Above: Camilla Scott as Inspector Margaret Thatcher and Ramona Milano as Francesca Vecchio in Call of the Wild
Fraser’s boss from the second season to the end of the series is Inspector Margaret “Meg” Thatcher. She is a no-nonsense Mountie who starts by seeking to transfer Fraser out of Chicago yet comes to respect him and even to desire him. This personal relationship does not go far either.
Above: Inspector Thatcher from All the Queen’s Horses
Above: Camilla Scott’s Credit from the Final Season’s Opening Montage
Above: Inspector Thatcher in Call of the Wild
Character names are frequently fun. Many relate to Canadian, American, or British figures in the realms of sports, politics, or popular culture. Thus we meet, for example, a reporter named Mackenzie King (for Canadian Prime Minister William Lyon Mackenzie King), Inspector Margaret Thatcher (named for the Iron Lady herself), police officers Wilson and Harding Welsh (named for U.S. Presidents Woodrow Wilson and Warren G. Harding), et cetera. In one of the later episodes we even meet a character named Aaron Gobrah. Then there are Detectives Jack Huey and Thomas E. Dewey, depicted in the image above.

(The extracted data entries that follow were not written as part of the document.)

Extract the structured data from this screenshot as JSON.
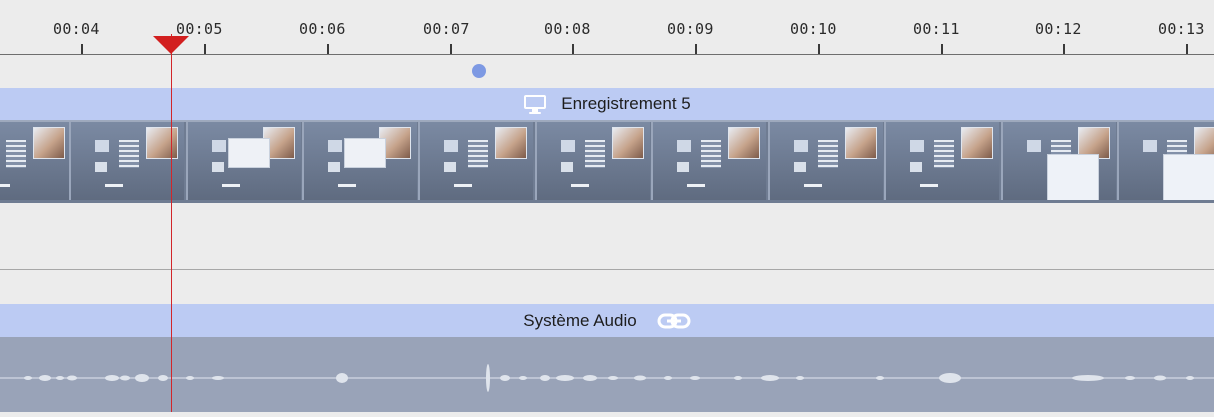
{
  "ruler": {
    "ticks": [
      "00:04",
      "00:05",
      "00:06",
      "00:07",
      "00:08",
      "00:09",
      "00:10",
      "00:11",
      "00:12",
      "00:13"
    ]
  },
  "video_track": {
    "clip_title": "Enregistrement 5",
    "clip_icon": "display-icon"
  },
  "audio_track": {
    "clip_title": "Système Audio",
    "clip_icon": "link-icon"
  },
  "colors": {
    "clip_header": "#bccbf3",
    "playhead": "#d21f1f",
    "marker": "#7d99e3",
    "waveform_bg": "#99a3b8"
  }
}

Due South, which is both serious and funny, runs the gamut of emotions. The series plays stereotypes of Americans and Canadians for laughs while making legitimate points about goodness, justice, and morality. It contains ridiculously funny episodes such as All the Queen’s Horses (in which Fraser carries on a conversation with Frobisher on a hijacked train through a toilet) and serious one such as Ladies’ Man, in which Fraser and Kowalski race the clock to save an innocent woman from an execution by the State of Illinois. (A corrupt law enforcement officer had framed her to cover up his affair and advance his political career. He maintained the cover-up for eight years, until Fraser and Kowalski exposed it, over initial opposition from other officers of the law.) In another episode Fraser, undercover, is playing a game of poker. He is such a naturally honest man that he cannot bluff, but the other players mistake his honesty for bluffing, so he wins every hand.
My only complaint about the complete series set is that the picture quality is like that one would expect from a VHS tape. That did not prevent me from enjoying the episodes, though.
I recommend the viewing of Due South in a method both legal and ethical.
KENNETH RANDOLPH TAYLOR
DECEMBER 28, 2015 COMMON ERA
All images in this post are screen captures I took via the PowerDVD program.